争いごとになるのは嬉しいことじゃないからだ。
「あ、ついでにこれ、隣街で換金してきてくれない? 報酬は、山分けで。半分は村に、残りは君たちと副団長たちで持っていくといいよ」
「俺が始末したわけでもないのにか?」
「今回の【魔の領域】行軍もタダじゃなかったでしょ。誰が倒したとかどうでもいいし、依頼主からがっぽり貰えばいい。ボクはコイツを解体させてくれればいいし」
「……金にならないほど細切れにはするなよ」
「心得てるよー。塩害をどうにかするのにも、ある程度お金は欲しいしね」
金に興味はないが、やりたいことをするためには、ないよりもある方がいい。
これから村に滞在させてもらうためにも、お金は必要なのだ。
「なら、中に入るか」
「そうしよ。

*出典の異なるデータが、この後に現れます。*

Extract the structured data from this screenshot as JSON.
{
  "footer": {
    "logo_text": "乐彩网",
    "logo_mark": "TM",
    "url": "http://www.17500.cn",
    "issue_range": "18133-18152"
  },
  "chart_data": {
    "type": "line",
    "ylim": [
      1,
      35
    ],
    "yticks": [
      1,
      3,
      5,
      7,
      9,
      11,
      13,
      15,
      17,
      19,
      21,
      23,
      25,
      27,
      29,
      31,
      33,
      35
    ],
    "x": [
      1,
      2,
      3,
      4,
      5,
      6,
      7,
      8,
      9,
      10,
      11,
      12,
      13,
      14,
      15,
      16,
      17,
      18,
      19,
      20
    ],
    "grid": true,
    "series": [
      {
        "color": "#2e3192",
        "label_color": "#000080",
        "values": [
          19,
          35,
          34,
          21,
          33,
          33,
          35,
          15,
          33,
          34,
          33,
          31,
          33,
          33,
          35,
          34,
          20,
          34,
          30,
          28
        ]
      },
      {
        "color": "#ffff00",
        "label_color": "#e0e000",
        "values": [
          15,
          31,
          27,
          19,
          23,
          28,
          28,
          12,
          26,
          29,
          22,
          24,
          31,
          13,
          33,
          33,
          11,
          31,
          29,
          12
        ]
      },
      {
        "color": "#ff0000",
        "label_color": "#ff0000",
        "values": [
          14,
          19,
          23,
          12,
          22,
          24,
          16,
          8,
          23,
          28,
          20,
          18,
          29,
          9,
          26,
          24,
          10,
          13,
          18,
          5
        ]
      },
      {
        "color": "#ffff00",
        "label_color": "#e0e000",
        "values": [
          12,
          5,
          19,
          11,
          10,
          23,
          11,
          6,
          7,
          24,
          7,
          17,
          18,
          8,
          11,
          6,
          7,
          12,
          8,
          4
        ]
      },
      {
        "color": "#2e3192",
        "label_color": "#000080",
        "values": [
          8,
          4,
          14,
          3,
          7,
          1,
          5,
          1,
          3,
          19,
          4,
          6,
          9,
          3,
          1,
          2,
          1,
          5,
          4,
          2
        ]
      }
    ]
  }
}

他のメンツは?」
「集会所にいる。どこか外に出ているかもしれんが」
まぁ、側近……初期メンバーは自由な連中なので、そんなものだろう。
「ていうか、どうしてここが分かったの?」
「隣街周辺にある村をいくつか回った。そうしたら、お前の外見に一致する旅人が来た、と村の住人が言っていたからな」
「なるほど」
心配していなかった、と言う割に、一応探してはくれたらしい。
「というか、塩害だと? この周りの草が枯れているのはそのせいか」
「そうだよ。あ、ボク、しばらく抜けるからねー。ちょっと色々やりたいんだよー」
中に入りながら、ルアドが『魔物特性による塩害の浄化』についての構想を話すと、団長は眉根を寄せた。
「魔物の力を使って調和を取り戻すだと? お前は相変わらず、意味の分からない思考回路をしているな」
「ゴメン、ちょっと君にだけは言われたくない」
そんな言い合いをしていると。
「……どっちもどっちだと思うよね? クーちゃん」
『!』
「「失礼な」」
後ろでエンリィがボソリとつぶやいた言葉に、ルアドと団長は、同時にそう答えた。